November 5, 2010

How Accurate is Zillow?

Trent at The Simple Dollar said recently that he thought Zillow as "almost useless" for getting accurate values of houses.   I don't think Zillow is "almost useless" but I don't think its perfect either.

A couple years ago I wrote about Using to estimate home value  I said then: "Use Zillow for ballpark estimates on your home but keep in mind the accuracy isn't always that high. Pay attention to the value range to see what the range of values is estimated at."

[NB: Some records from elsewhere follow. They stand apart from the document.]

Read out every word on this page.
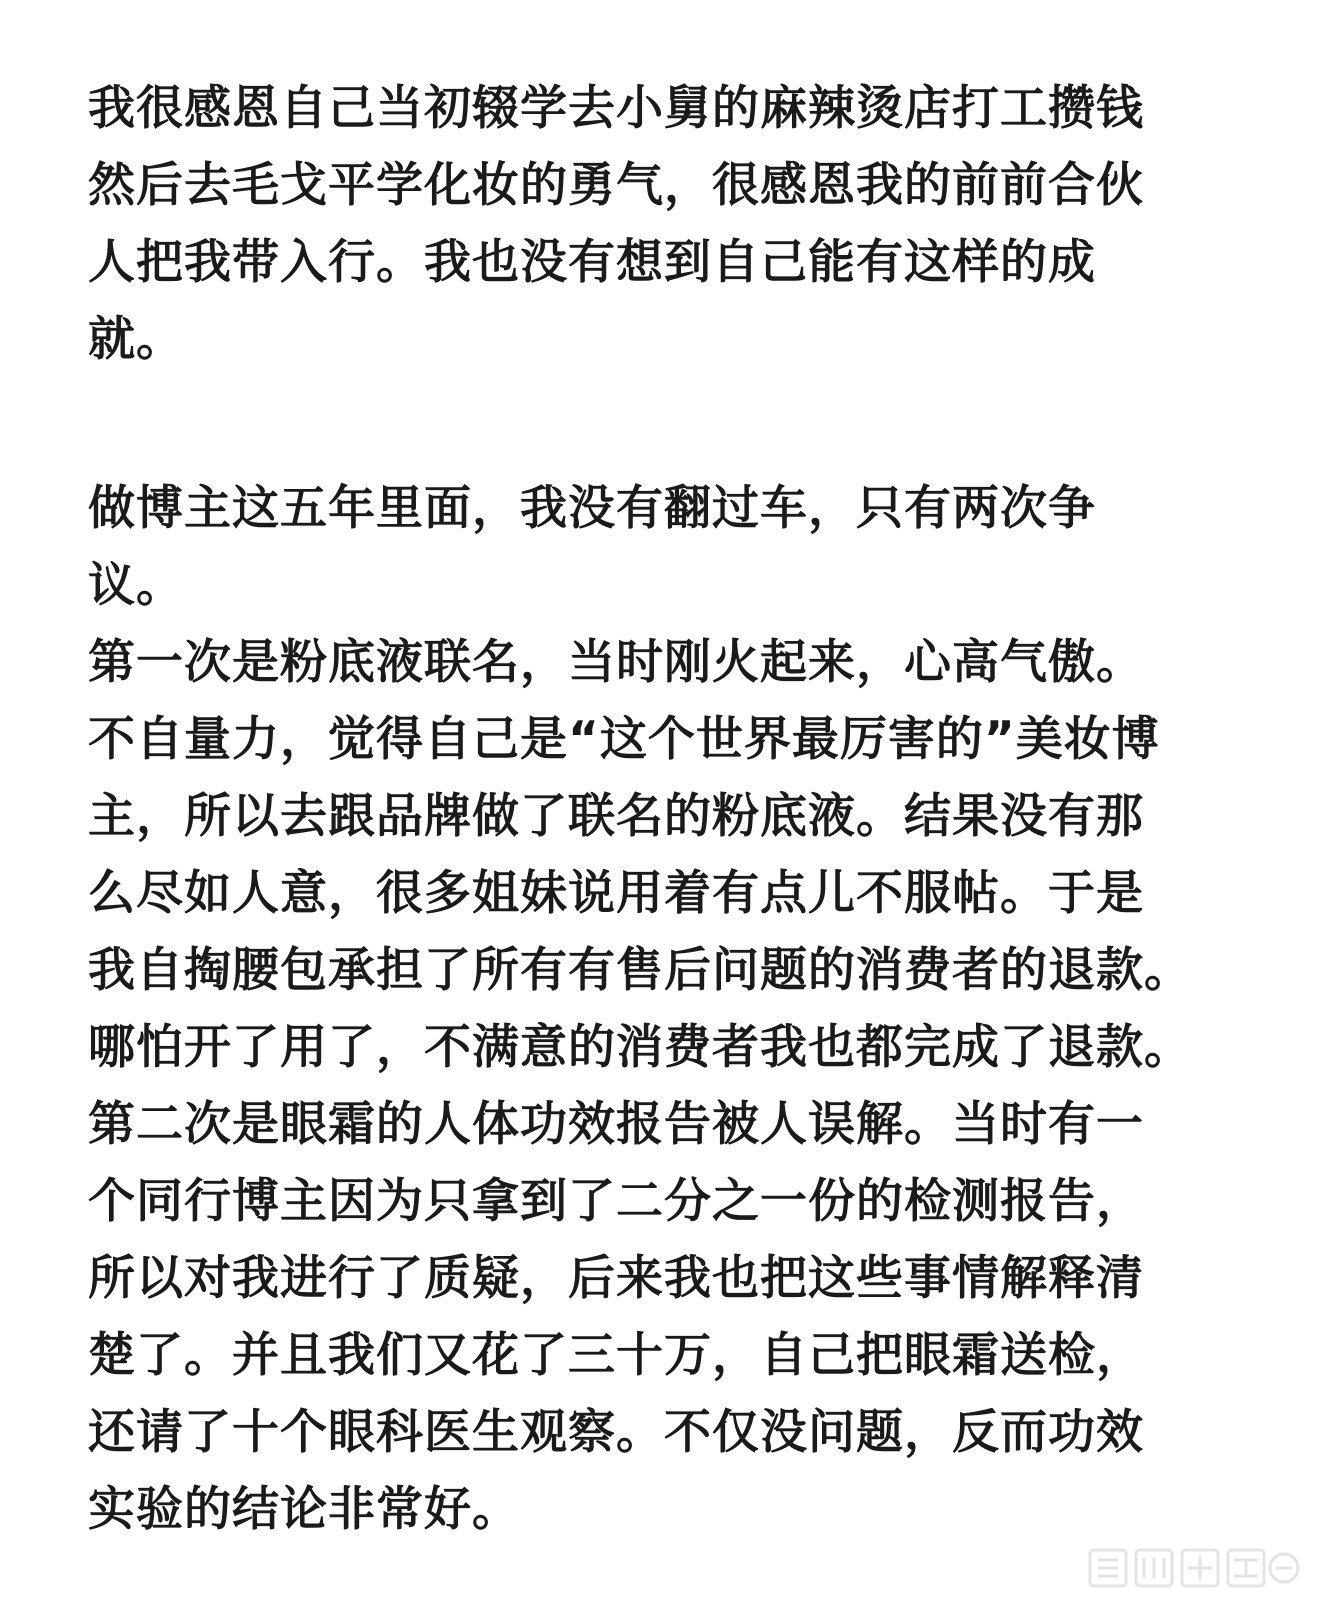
我很感恩自己当初辍学去小舅的麻辣烫店打工攒钱
然后去毛戈平学化妆的勇气，很感恩我的前前合伙
人把我带入行。我也没有想到自己能有这样的成
就。
做博主这五年里面，我没有翻过车，只有两次争
议。
第一次是粉底液联名，当时刚火起来，心高气傲。
不自量力，觉得自己是“这个世界最厉害的”美妆博
主，所以去跟品牌做了联名的粉底液。结果没有那
么尽如人意，很多姐妹说用着有点儿不服帖。于是
我自掏腰包承担了所有有售后问题的消费者的退款。
哪怕开了用了，不满意的消费者我也都完成了退款。
第二次是眼霜的人体功效报告被人误解。当时有一
个同行博主因为只拿到了二分之一份的检测报告，
所以对我进行了质疑，后来我也把这些事情解释清
楚了。并且我们又花了三十万，自己把眼霜送检，
还请了十个眼科医生观察。不仅没问题，反而功效
实验的结论非常好。
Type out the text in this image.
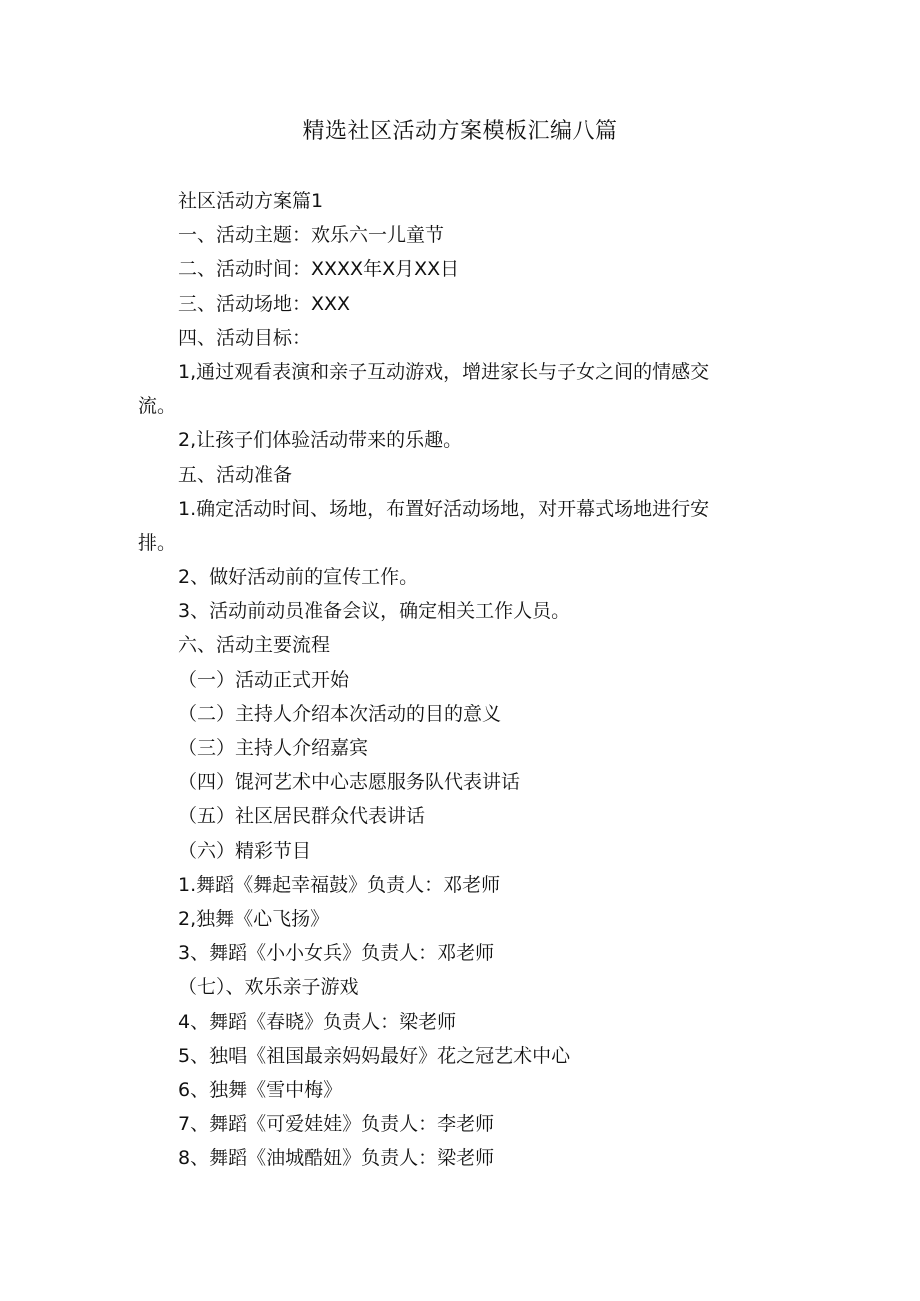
精选社区活动方案模板汇编八篇

社区活动方案篇1

一、活动主题：欢乐六一儿童节

二、活动时间：XXXX年X月XX日

三、活动场地：XXX

四、活动目标：

1,通过观看表演和亲子互动游戏，增进家长与子女之间的情感交

流。

2,让孩子们体验活动带来的乐趣。

五、活动准备

1.确定活动时间、场地，布置好活动场地，对开幕式场地进行安

排。

2、做好活动前的宣传工作。

3、活动前动员准备会议，确定相关工作人员。

六、活动主要流程

（一）活动正式开始

（二）主持人介绍本次活动的目的意义

（三）主持人介绍嘉宾

（四）馄河艺术中心志愿服务队代表讲话

（五）社区居民群众代表讲话

（六）精彩节目

1.舞蹈《舞起幸福鼓》负责人：邓老师

2,独舞《心飞扬》

3、舞蹈《小小女兵》负责人：邓老师

（七）、欢乐亲子游戏

4、舞蹈《春晓》负责人：梁老师

5、独唱《祖国最亲妈妈最好》花之冠艺术中心

6、独舞《雪中梅》

7、舞蹈《可爱娃娃》负责人：李老师

8、舞蹈《油城酷妞》负责人：梁老师
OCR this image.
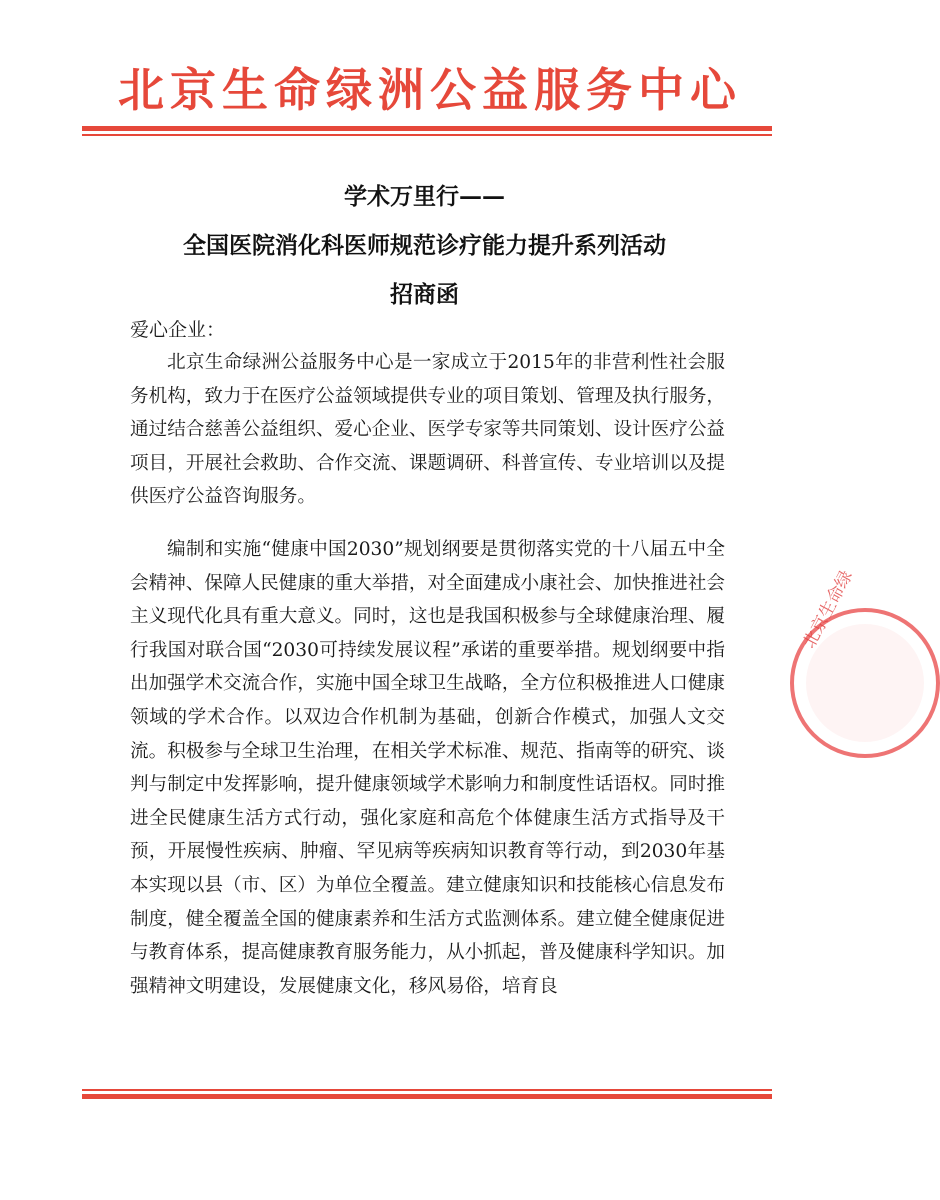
北京生命绿洲公益服务中心
学术万里行——
全国医院消化科医师规范诊疗能力提升系列活动
招商函
爱心企业：
北京生命绿洲公益服务中心是一家成立于2015年的非营利性社会服务机构，致力于在医疗公益领域提供专业的项目策划、管理及执行服务，通过结合慈善公益组织、爱心企业、医学专家等共同策划、设计医疗公益项目，开展社会救助、合作交流、课题调研、科普宣传、专业培训以及提供医疗公益咨询服务。
编制和实施“健康中国2030”规划纲要是贯彻落实党的十八届五中全会精神、保障人民健康的重大举措，对全面建成小康社会、加快推进社会主义现代化具有重大意义。同时，这也是我国积极参与全球健康治理、履行我国对联合国“2030可持续发展议程”承诺的重要举措。规划纲要中指出加强学术交流合作，实施中国全球卫生战略，全方位积极推进人口健康领域的学术合作。以双边合作机制为基础，创新合作模式，加强人文交流。积极参与全球卫生治理，在相关学术标准、规范、指南等的研究、谈判与制定中发挥影响，提升健康领域学术影响力和制度性话语权。同时推进全民健康生活方式行动，强化家庭和高危个体健康生活方式指导及干预，开展慢性疾病、肿瘤、罕见病等疾病知识教育等行动，到2030年基本实现以县（市、区）为单位全覆盖。建立健康知识和技能核心信息发布制度，健全覆盖全国的健康素养和生活方式监测体系。建立健全健康促进与教育体系，提高健康教育服务能力，从小抓起，普及健康科学知识。加强精神文明建设，发展健康文化，移风易俗，培育良
北京生命绿
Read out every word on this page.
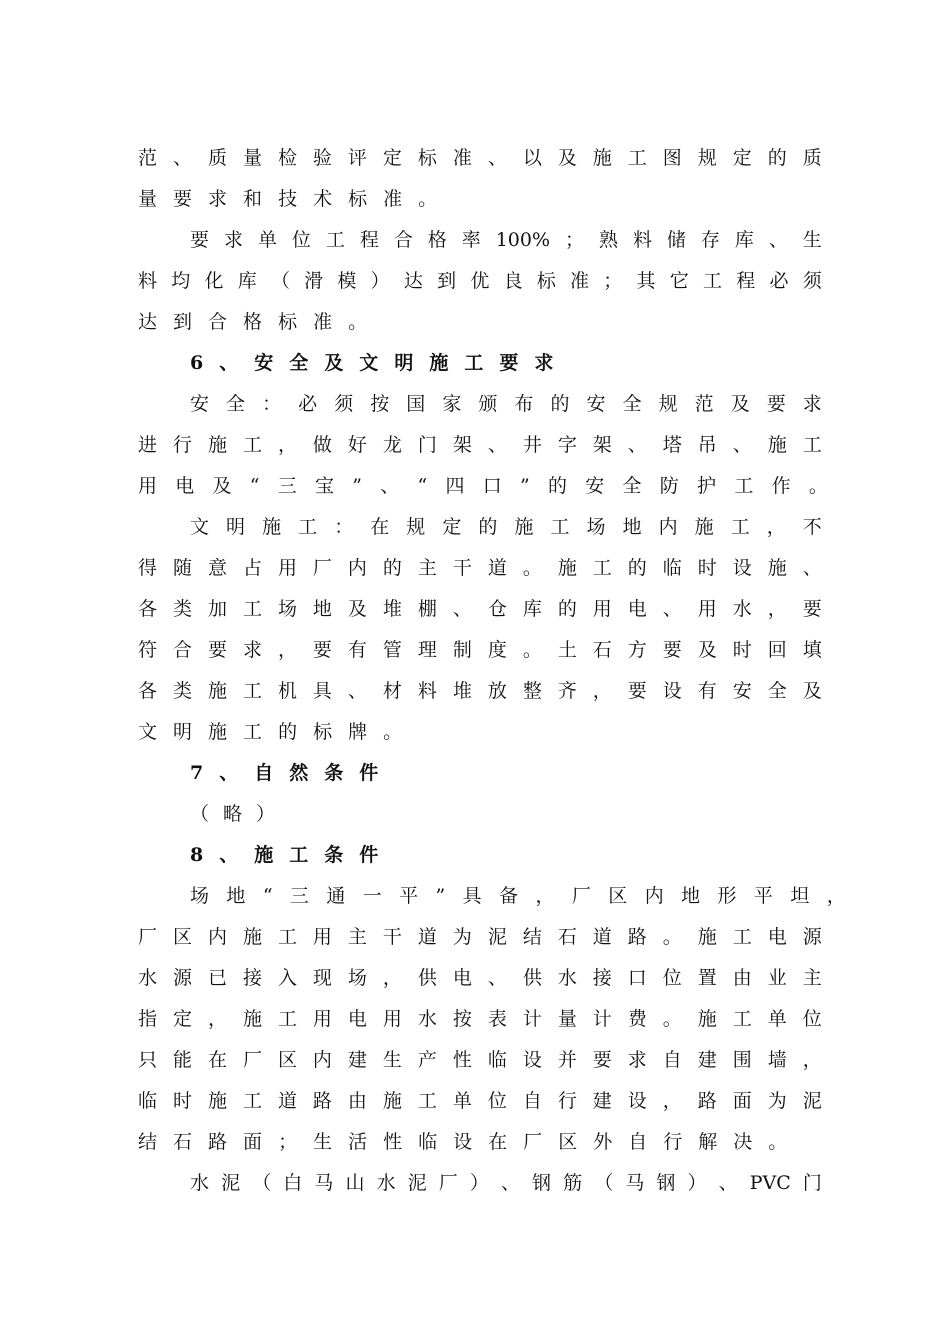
范 、 质 量 检 验 评 定 标 准 、 以 及 施 工 图 规 定 的 质
量 要 求 和 技 术 标 准 。
要 求 单 位 工 程 合 格 率 100% ； 熟 料 储 存 库 、 生
料 均 化 库 （ 滑 模 ） 达 到 优 良 标 准 ； 其 它 工 程 必 须
达 到 合 格 标 准 。
6 、 安 全 及 文 明 施 工 要 求
安 全 ： 必 须 按 国 家 颁 布 的 安 全 规 范 及 要 求
进 行 施 工 ， 做 好 龙 门 架 、 井 字 架 、 塔 吊 、 施 工
用 电 及 “ 三 宝 ” 、 “ 四 口 ” 的 安 全 防 护 工 作 。
文 明 施 工 ： 在 规 定 的 施 工 场 地 内 施 工 ， 不
得 随 意 占 用 厂 内 的 主 干 道 。 施 工 的 临 时 设 施 、
各 类 加 工 场 地 及 堆 棚 、 仓 库 的 用 电 、 用 水 ， 要
符 合 要 求 ， 要 有 管 理 制 度 。 土 石 方 要 及 时 回 填
各 类 施 工 机 具 、 材 料 堆 放 整 齐 ， 要 设 有 安 全 及
文 明 施 工 的 标 牌 。
7 、 自 然 条 件
（ 略 ）
8 、 施 工 条 件
场 地 “ 三 通 一 平 ” 具 备 ， 厂 区 内 地 形 平 坦 ，
厂 区 内 施 工 用 主 干 道 为 泥 结 石 道 路 。 施 工 电 源
水 源 已 接 入 现 场 ， 供 电 、 供 水 接 口 位 置 由 业 主
指 定 ， 施 工 用 电 用 水 按 表 计 量 计 费 。 施 工 单 位
只 能 在 厂 区 内 建 生 产 性 临 设 并 要 求 自 建 围 墙 ，
临 时 施 工 道 路 由 施 工 单 位 自 行 建 设 ， 路 面 为 泥
结 石 路 面 ； 生 活 性 临 设 在 厂 区 外 自 行 解 决 。
水 泥 （ 白 马 山 水 泥 厂 ） 、 钢 筋 （ 马 钢 ） 、 PVC 门
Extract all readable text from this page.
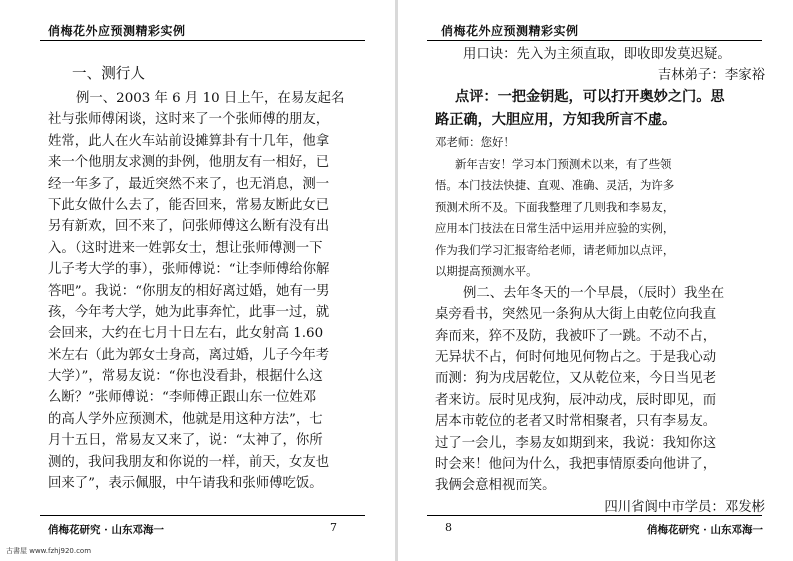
俏梅花外应预测精彩实例
一、测行人
例一、2003 年 6 月 10 日上午，在易友起名
社与张师傅闲谈，这时来了一个张师傅的朋友，
姓常，此人在火车站前设摊算卦有十几年，他拿
来一个他朋友求测的卦例，他朋友有一相好，已
经一年多了，最近突然不来了，也无消息，测一
下此女做什么去了，能否回来，常易友断此女已
另有新欢，回不来了，问张师傅这么断有没有出
入。（这时进来一姓郭女士，想让张师傅测一下
儿子考大学的事），张师傅说：“让李师傅给你解
答吧”。我说：“你朋友的相好离过婚，她有一男
孩，今年考大学，她为此事奔忙，此事一过，就
会回来，大约在七月十日左右，此女射高 1.60
米左右（此为郭女士身高，离过婚，儿子今年考
大学）”，常易友说：“你也没看卦，根据什么这
么断？”张师傅说：“李师傅正跟山东一位姓邓
的高人学外应预测术，他就是用这种方法”，七
月十五日，常易友又来了，说：“太神了，你所
测的，我问我朋友和你说的一样，前天，女友也
回来了”，表示佩服，中午请我和张师傅吃饭。
俏梅花研究 · 山东邓海一	7
古書屋 www.fzhj920.com
俏梅花外应预测精彩实例
用口诀：先入为主须直取，即收即发莫迟疑。
吉林弟子：李家裕
点评：一把金钥匙，可以打开奥妙之门。思
路正确，大胆应用，方知我所言不虚。
邓老师：您好！
新年吉安！学习本门预测术以来，有了些领
悟。本门技法快捷、直观、准确、灵活，为许多
预测术所不及。下面我整理了几则我和李易友，
应用本门技法在日常生活中运用并应验的实例，
作为我们学习汇报寄给老师，请老师加以点评，
以期提高预测水平。
例二、去年冬天的一个早晨，（辰时）我坐在
桌旁看书，突然见一条狗从大街上由乾位向我直
奔而来，猝不及防，我被吓了一跳。不动不占，
无异状不占，何时何地见何物占之。于是我心动
而测：狗为戌居乾位，又从乾位来，今日当见老
者来访。辰时见戌狗，辰冲动戌，辰时即见，而
居本市乾位的老者又时常相聚者，只有李易友。
过了一会儿，李易友如期到来，我说：我知你这
时会来！他问为什么，我把事情原委向他讲了，
我俩会意相视而笑。
四川省阆中市学员：邓发彬
8	俏梅花研究 · 山东邓海一
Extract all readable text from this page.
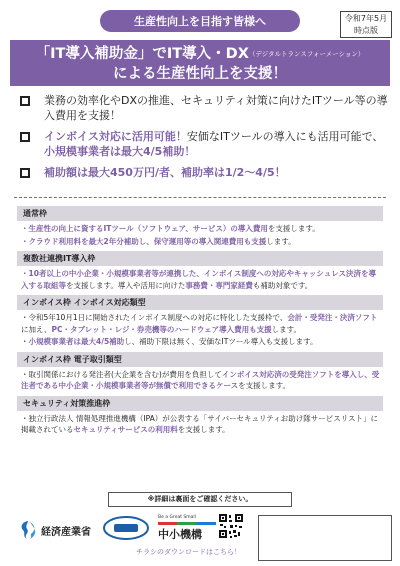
生産性向上を目指す皆様へ	令和7年5月
時点版
「IT導入補助金」でIT導入・DX（デジタルトランスフォーメーション）
による生産性向上を支援！
業務の効率化やDXの推進、セキュリティ対策に向けたITツール等の導入費用を支援！
インボイス対応に活用可能！安価なITツールの導入にも活用可能で、小規模事業者は最大4/5補助！
補助額は最大450万円/者、補助率は1/2〜4/5！
通常枠

・生産性の向上に資するITツール（ソフトウェア、サービス）の導入費用を支援します。

・クラウド利用料を最大2年分補助し、保守運用等の導入関連費用も支援します。

複数社連携IT導入枠

・10者以上の中小企業・小規模事業者等が連携した、インボイス制度への対応やキャッシュレス決済を導入する取組等を支援します。導入や活用に向けた事務費・専門家経費も補助対象です。

インボイス枠 インボイス対応類型

・令和5年10月1日に開始されたインボイス制度への対応に特化した支援枠で、会計・受発注・決済ソフトに加え、PC・タブレット・レジ・券売機等のハードウェア導入費用も支援します。

・小規模事業者は最大4/5補助し、補助下限は無く、安価なITツール導入も支援します。

インボイス枠 電子取引類型

・取引関係における発注者(大企業を含む)が費用を負担してインボイス対応済の受発注ソフトを導入し、受注者である中小企業・小規模事業者等が無償で利用できるケースを支援します。

セキュリティ対策推進枠

・独立行政法人 情報処理推進機構（IPA）が公表する「サイバーセキュリティお助け隊サービスリスト」に掲載されているセキュリティサービスの利用料を支援します。

※詳細は裏面をご確認ください。
経済産業省
Be a Great Small
中小機構
チラシのダウンロードはこちら！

Zestimate number versus range

When you look up a house on Zillow it will quote you a Zestimate number for the property value estimate.   For example right now my own house has a Zestimate value of $202,500.   The "value range" however is indicated at $168k - $209k.   So they are estimating that the value is $202.5 but they say the range could be between $168k and $209k.    Don't take the Zestimate number as some sort of gospel.  Zillow has a range stated for a reason.  You should be looking at the value range to give you a more accurate picture of the value.

Zillow's own accuracy calculations

Zillow publishes data on the accurasy of their figures.  They have a Data Coverage and Zestimate Accuracy page.

Nationally the Zestimate accuracy compared to actual sale prices are :

Within 5% of sale price = 26%
within 10% of sale price = 46%
within 20% of sale price = 70%
Median error = 11.1%

The key figure I'd look at the Zestimate is for 70% of homes are within 20% of the sale value.   So for most homes in the nation the Zestimate is accurate +/- 20%. Still that leaves 30% of homes where the Zestimate is 20% more or less than the sale price.  

Individual cities vary a lot too.

The percent of homes that had a Zestimate within 20% of the sale price for some markets:
Atlanta = 58%
Boston = 80%
Denver = 79%
Detroit = 58%
Houston = 71%
Los Angeles = 80%
Miami = 53%
New York = 68%
Seattle = 78%
D.C. = 78%

As you can see the Zestimate in some markets are considerably more accurate than other cities.

Why Zillow isn't perfect

The data that Zillow uses is the public information on your home and it may not be perfect to begin with.  For example, Zillow thinks my house is 112 sq ft smaller than my last appraisal indicates.   That 112 sq ft matters.  A similar house in my neighborhood that is the same actual size as mine has a Zestimate that is about $10k more than my home's Zestimate.

The Zestimate is simply based on things like square footage, lot size and number of bedrooms and bathrooms.  Zillow doesn't know if your kitchen was remodeled this year or still has lime green 1970's countertops.   Zillow doesn't know if your front yard is a weed patch or if it is professionally landscaped and neatly manicured.   These things certainly matter in the sale value of a home, but from Zillows perspective all homes are treated equally since it doesn't know what condition your interior or exterior are in.

Its not easy to perfectly estimate the value of a home.   Even experienced Realtors can't peg the number perfectly all the time.